To Elbridge Gerry
Washington Mar. 14. 1809
I have been obliged as you will note to avail myself of your indulgence in answering your favor the 20th. Ult.1 I have looked over attentively your observations at the Cambridge Meeting, and tho’ I do not enter into the aptitude of all your observations, I perceive in them a very interesting view of our public affairs. On the question whether a publication of them would be useful, I am certainly less able to judge than yourself, so far as relates to the state of the public mind in your quarter. In the other parts of the Union, particularly the Southn. & Western, the estimate which seems to prevail of the comparative wrongs of the two great Belligerents, is not favorable to the idea of going to war with France and of course taking side with England. The honest impression seems to be that the latter is the prior as well as the greater aggressor, and consequently entitled to an equal degree at least of forbearance. The surprise is equally sincere that the calculating & commercial spirit of N. England, should not be more alive to the disadvantage of renouncing the trade with all the world beside G. B. for the portion which her single market would afford. The time certainly has been when the Eastern interest was viewed in a very different light.
I see with pleasure that pains are taken now by your Legisl: to purge themselves of all intentions leading to a dissolution of the Union.2 I infer that such a scheme wd. be unpopular with all parties.

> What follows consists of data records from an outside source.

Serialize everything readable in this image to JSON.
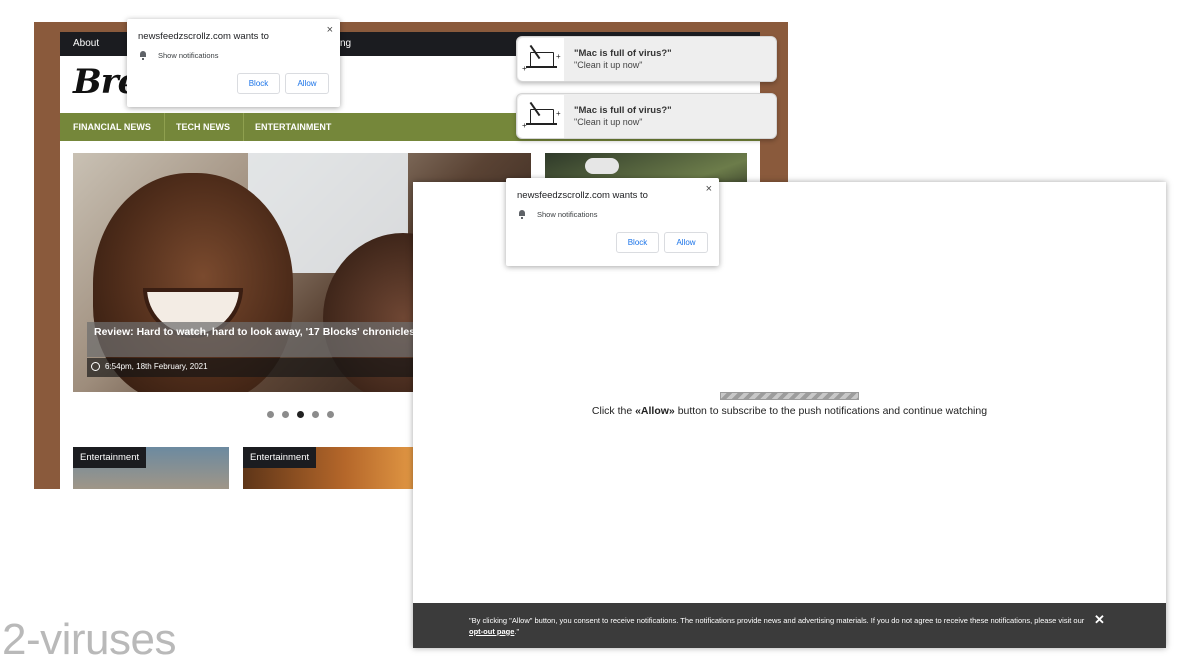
{
  "site": {
    "topnav_about": "About",
    "topnav_partial_a": "",
    "topnav_partial_b": "ng",
    "logo_text": "Bre",
    "nav": [
      "FINANCIAL NEWS",
      "TECH NEWS",
      "ENTERTAINMENT"
    ],
    "hero_caption": "Review: Hard to watch, hard to look away, '17 Blocks' chronicles a D struggles",
    "hero_date": "6:54pm, 18th February, 2021",
    "carousel": {
      "count": 5,
      "active_index": 2
    },
    "cards": [
      {
        "tag": "Entertainment"
      },
      {
        "tag": "Entertainment"
      }
    ]
  },
  "permission_prompt": {
    "site_text": "newsfeedzscrollz.com wants to",
    "permission": "Show notifications",
    "block_label": "Block",
    "allow_label": "Allow",
    "close_symbol": "×"
  },
  "toasts": [
    {
      "title": "\"Mac is full of virus?\"",
      "body": "\"Clean it up now\""
    },
    {
      "title": "\"Mac is full of virus?\"",
      "body": "\"Clean it up now\""
    }
  ],
  "landing": {
    "instruction_prefix": "Click the ",
    "instruction_bold": "«Allow»",
    "instruction_suffix": " button to subscribe to the push notifications and continue watching",
    "consent_text": "\"By clicking \"Allow\" button, you consent to receive notifications. The notifications provide news and advertising materials. If you do not agree to receive these notifications, please visit our ",
    "consent_link": "opt-out page",
    "consent_end": ".\"",
    "close_symbol": "✕"
  },
  "watermark": "2-viruses",
  "colors": {
    "frame_brown": "#8a5a3c",
    "nav_green": "#75873a",
    "topbar_dark": "#1b1c20",
    "link_blue": "#1a73e8",
    "consent_bar": "#3b3b3b"
  },
  "icons": [
    "bell-icon",
    "close-icon",
    "clock-icon",
    "laptop-broom-icon"
  ]
}
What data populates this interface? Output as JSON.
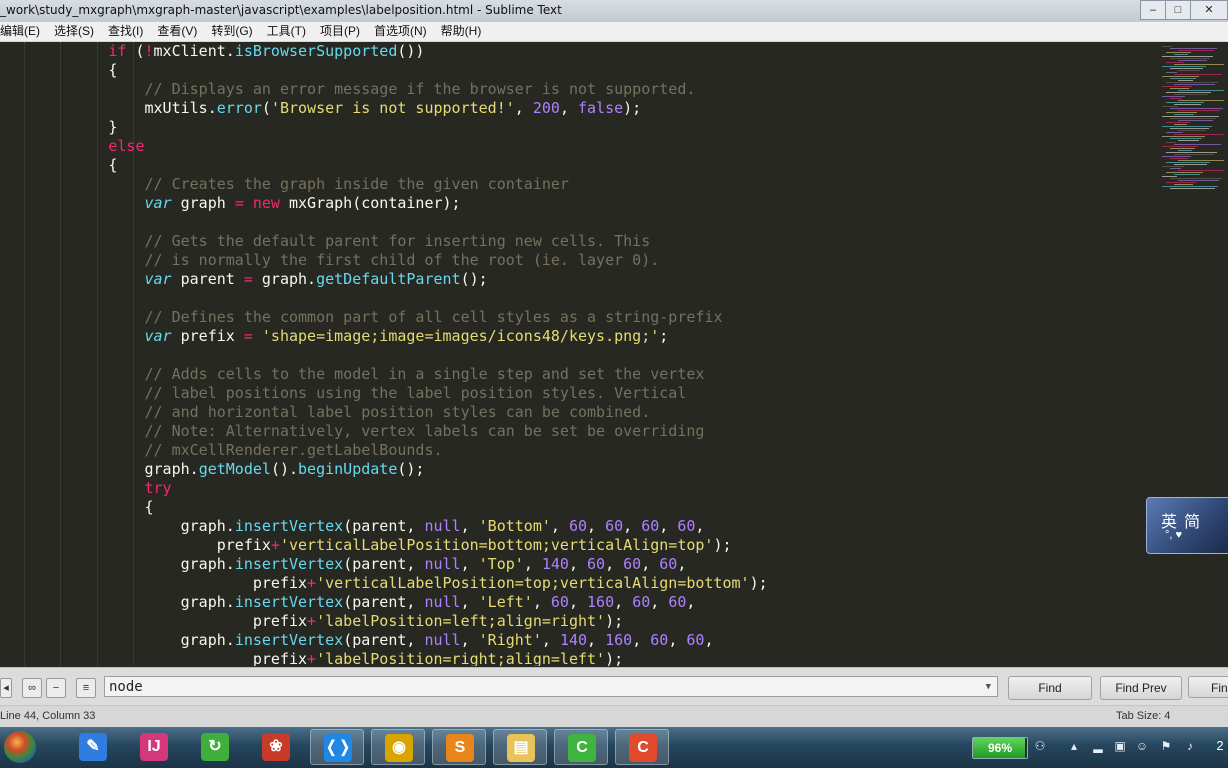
{
  "window": {
    "title": "_work\\study_mxgraph\\mxgraph-master\\javascript\\examples\\labelposition.html - Sublime Text",
    "controls": [
      "–",
      "□",
      "✕"
    ]
  },
  "menu": [
    "编辑(E)",
    "选择(S)",
    "查找(I)",
    "查看(V)",
    "转到(G)",
    "工具(T)",
    "项目(P)",
    "首选项(N)",
    "帮助(H)"
  ],
  "code_lines": [
    [
      [
        "            ",
        "pl"
      ],
      [
        "if",
        "kw"
      ],
      [
        " (",
        "pl"
      ],
      [
        "!",
        "op"
      ],
      [
        "mxClient.",
        "pl"
      ],
      [
        "isBrowserSupported",
        "fn"
      ],
      [
        "())",
        "pl"
      ]
    ],
    [
      [
        "            {",
        "pl"
      ]
    ],
    [
      [
        "                ",
        "pl"
      ],
      [
        "// Displays an error message if the browser is not supported.",
        "com"
      ]
    ],
    [
      [
        "                mxUtils.",
        "pl"
      ],
      [
        "error",
        "fn"
      ],
      [
        "(",
        "pl"
      ],
      [
        "'Browser is not supported!'",
        "str"
      ],
      [
        ", ",
        "pl"
      ],
      [
        "200",
        "num"
      ],
      [
        ", ",
        "pl"
      ],
      [
        "false",
        "num"
      ],
      [
        ");",
        "pl"
      ]
    ],
    [
      [
        "            }",
        "pl"
      ]
    ],
    [
      [
        "            ",
        "pl"
      ],
      [
        "else",
        "kw"
      ]
    ],
    [
      [
        "            ",
        "pl"
      ],
      [
        "{",
        "u"
      ]
    ],
    [
      [
        "                ",
        "pl"
      ],
      [
        "// Creates the graph inside the given container",
        "com"
      ]
    ],
    [
      [
        "                ",
        "pl"
      ],
      [
        "var",
        "it"
      ],
      [
        " graph ",
        "pl"
      ],
      [
        "=",
        "op"
      ],
      [
        " ",
        "pl"
      ],
      [
        "new",
        "kw"
      ],
      [
        " mxGraph(container);",
        "pl"
      ]
    ],
    [
      [
        "",
        "pl"
      ]
    ],
    [
      [
        "                ",
        "pl"
      ],
      [
        "// Gets the default parent for inserting new cells. This",
        "com"
      ]
    ],
    [
      [
        "                ",
        "pl"
      ],
      [
        "// is normally the first child of the root (ie. layer 0).",
        "com"
      ]
    ],
    [
      [
        "                ",
        "pl"
      ],
      [
        "var",
        "it"
      ],
      [
        " parent ",
        "pl"
      ],
      [
        "=",
        "op"
      ],
      [
        " graph.",
        "pl"
      ],
      [
        "getDefaultParent",
        "fn"
      ],
      [
        "();",
        "pl"
      ]
    ],
    [
      [
        "",
        "pl"
      ]
    ],
    [
      [
        "                ",
        "pl"
      ],
      [
        "// Defines the common part of all cell styles as a string-prefix",
        "com"
      ]
    ],
    [
      [
        "                ",
        "pl"
      ],
      [
        "var",
        "it"
      ],
      [
        " prefix ",
        "pl"
      ],
      [
        "=",
        "op"
      ],
      [
        " ",
        "pl"
      ],
      [
        "'shape=image;image=images/icons48/keys.png;'",
        "str"
      ],
      [
        ";",
        "pl"
      ]
    ],
    [
      [
        "",
        "pl"
      ]
    ],
    [
      [
        "                ",
        "pl"
      ],
      [
        "// Adds cells to the model in a single step and set the vertex",
        "com"
      ]
    ],
    [
      [
        "                ",
        "pl"
      ],
      [
        "// label positions using the label position styles. Vertical",
        "com"
      ]
    ],
    [
      [
        "                ",
        "pl"
      ],
      [
        "// and horizontal label position styles can be combined.",
        "com"
      ]
    ],
    [
      [
        "                ",
        "pl"
      ],
      [
        "// Note: Alternatively, vertex labels can be set be overriding",
        "com"
      ]
    ],
    [
      [
        "                ",
        "pl"
      ],
      [
        "// mxCellRenderer.getLabelBounds.",
        "com"
      ]
    ],
    [
      [
        "                graph.",
        "pl"
      ],
      [
        "getModel",
        "fn"
      ],
      [
        "().",
        "pl"
      ],
      [
        "beginUpdate",
        "fn"
      ],
      [
        "();",
        "pl"
      ]
    ],
    [
      [
        "                ",
        "pl"
      ],
      [
        "try",
        "kw"
      ]
    ],
    [
      [
        "                {",
        "pl"
      ]
    ],
    [
      [
        "                    graph.",
        "pl"
      ],
      [
        "insertVertex",
        "fn"
      ],
      [
        "(parent, ",
        "pl"
      ],
      [
        "null",
        "num"
      ],
      [
        ", ",
        "pl"
      ],
      [
        "'Bottom'",
        "str"
      ],
      [
        ", ",
        "pl"
      ],
      [
        "60",
        "num"
      ],
      [
        ", ",
        "pl"
      ],
      [
        "60",
        "num"
      ],
      [
        ", ",
        "pl"
      ],
      [
        "60",
        "num"
      ],
      [
        ", ",
        "pl"
      ],
      [
        "60",
        "num"
      ],
      [
        ",",
        "pl"
      ]
    ],
    [
      [
        "                        prefix",
        "pl"
      ],
      [
        "+",
        "op"
      ],
      [
        "'verticalLabelPosition=bottom;verticalAlign=top'",
        "str"
      ],
      [
        ");",
        "pl"
      ]
    ],
    [
      [
        "                    graph.",
        "pl"
      ],
      [
        "insertVertex",
        "fn"
      ],
      [
        "(parent, ",
        "pl"
      ],
      [
        "null",
        "num"
      ],
      [
        ", ",
        "pl"
      ],
      [
        "'Top'",
        "str"
      ],
      [
        ", ",
        "pl"
      ],
      [
        "140",
        "num"
      ],
      [
        ", ",
        "pl"
      ],
      [
        "60",
        "num"
      ],
      [
        ", ",
        "pl"
      ],
      [
        "60",
        "num"
      ],
      [
        ", ",
        "pl"
      ],
      [
        "60",
        "num"
      ],
      [
        ",",
        "pl"
      ]
    ],
    [
      [
        "                            prefix",
        "pl"
      ],
      [
        "+",
        "op"
      ],
      [
        "'verticalLabelPosition=top;verticalAlign=bottom'",
        "str"
      ],
      [
        ");",
        "pl"
      ]
    ],
    [
      [
        "                    graph.",
        "pl"
      ],
      [
        "insertVertex",
        "fn"
      ],
      [
        "(parent, ",
        "pl"
      ],
      [
        "null",
        "num"
      ],
      [
        ", ",
        "pl"
      ],
      [
        "'Left'",
        "str"
      ],
      [
        ", ",
        "pl"
      ],
      [
        "60",
        "num"
      ],
      [
        ", ",
        "pl"
      ],
      [
        "160",
        "num"
      ],
      [
        ", ",
        "pl"
      ],
      [
        "60",
        "num"
      ],
      [
        ", ",
        "pl"
      ],
      [
        "60",
        "num"
      ],
      [
        ",",
        "pl"
      ]
    ],
    [
      [
        "                            prefix",
        "pl"
      ],
      [
        "+",
        "op"
      ],
      [
        "'labelPosition=left;align=right'",
        "str"
      ],
      [
        ");",
        "pl"
      ]
    ],
    [
      [
        "                    graph.",
        "pl"
      ],
      [
        "insertVertex",
        "fn"
      ],
      [
        "(parent, ",
        "pl"
      ],
      [
        "null",
        "num"
      ],
      [
        ", ",
        "pl"
      ],
      [
        "'Right'",
        "str"
      ],
      [
        ", ",
        "pl"
      ],
      [
        "140",
        "num"
      ],
      [
        ", ",
        "pl"
      ],
      [
        "160",
        "num"
      ],
      [
        ", ",
        "pl"
      ],
      [
        "60",
        "num"
      ],
      [
        ", ",
        "pl"
      ],
      [
        "60",
        "num"
      ],
      [
        ",",
        "pl"
      ]
    ],
    [
      [
        "                            prefix",
        "pl"
      ],
      [
        "+",
        "op"
      ],
      [
        "'labelPosition=right;align=left'",
        "str"
      ],
      [
        ");",
        "pl"
      ]
    ]
  ],
  "ime": {
    "label": "英 简",
    "sub": "°, ♥"
  },
  "findbar": {
    "query": "node",
    "find": "Find",
    "find_prev": "Find Prev",
    "find_all": "Fin"
  },
  "status": {
    "position": "Line 44, Column 33",
    "tab_size": "Tab Size: 4"
  },
  "taskbar": {
    "apps": [
      {
        "name": "pen-app-icon",
        "glyph": "✎",
        "color": "#2f7de1"
      },
      {
        "name": "intellij-icon",
        "glyph": "IJ",
        "color": "#d4387a"
      },
      {
        "name": "browser-360-icon",
        "glyph": "↻",
        "color": "#3fae3a"
      },
      {
        "name": "fiddler-icon",
        "glyph": "❀",
        "color": "#c83a2a"
      },
      {
        "name": "vscode-icon",
        "glyph": "❬❭",
        "color": "#1f88e5"
      },
      {
        "name": "chrome-icon",
        "glyph": "◉",
        "color": "#d8a400"
      },
      {
        "name": "sublime-icon",
        "glyph": "S",
        "color": "#e8861c"
      },
      {
        "name": "explorer-icon",
        "glyph": "▤",
        "color": "#e8c25a"
      },
      {
        "name": "camtasia-icon",
        "glyph": "C",
        "color": "#3fb43f"
      },
      {
        "name": "recorder-icon",
        "glyph": "C",
        "color": "#e24a2e"
      }
    ],
    "battery_percent": 96,
    "battery_label": "96%",
    "clock_fragment": "2"
  }
}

In the mean time appearances have done and are likely to do much mischief abroad, if not at home.
The Union, the last Dispatch Vessel, has at length returned. The advices by her leave our foreign relations pretty much in statu quo. Two other vessels one to G. B. the other to F. will sail in a few days. They will of course convey the proceedings of Congs. and the state of things in N. England, as well as elsewhere. What will be the return, may be calculated as well by you as by me. Being however in the paroxism of our case, chances can not well be otherwise than favorable to us. Accept Dr. Sir my sincere esteem & friendly wishes.
RC (owned by Mr. and Mrs. Philip D. Sang, Chicago, Ill., 1958).
1. Gerry’s letter of 20 Feb. told of a Cambridge town meeting on 27 Jan. when Republicans offered a set of resolutions supporting the Embargo and declaring that “the raising [of] the Embargo … will inevitably be productive of a war” with either France or England “or both of those powers.” Gerry claimed the Federalists voted down the resolutions, which he enclosed, and took steps to prevent their publication. “I at once determined to give you in manuscript this information, & to request your opinion, merely, in regard to the good or ill, that might result from the publication” (DLC: Rives Collection, Madison Papers).
2. The Massachusetts legislature sent a “Memorial and Remonstrance” to Congress on 27 Feb. protesting the Embargo and Enforcement acts in strong language. At the outset of the protest, however, the lawmakers declared that the Massachusetts citizenry would zealously seek to vindicate their rights, “but their habits and their principles equally forbid a resort to violent, disorderly, or unconstitutional means for that purpose” (Annals of Congress description begins Debates and Proceedings in the Congress of the United States … (42 vols.; Washington, 1834–56). description ends , 10th Cong., 2d sess., 445).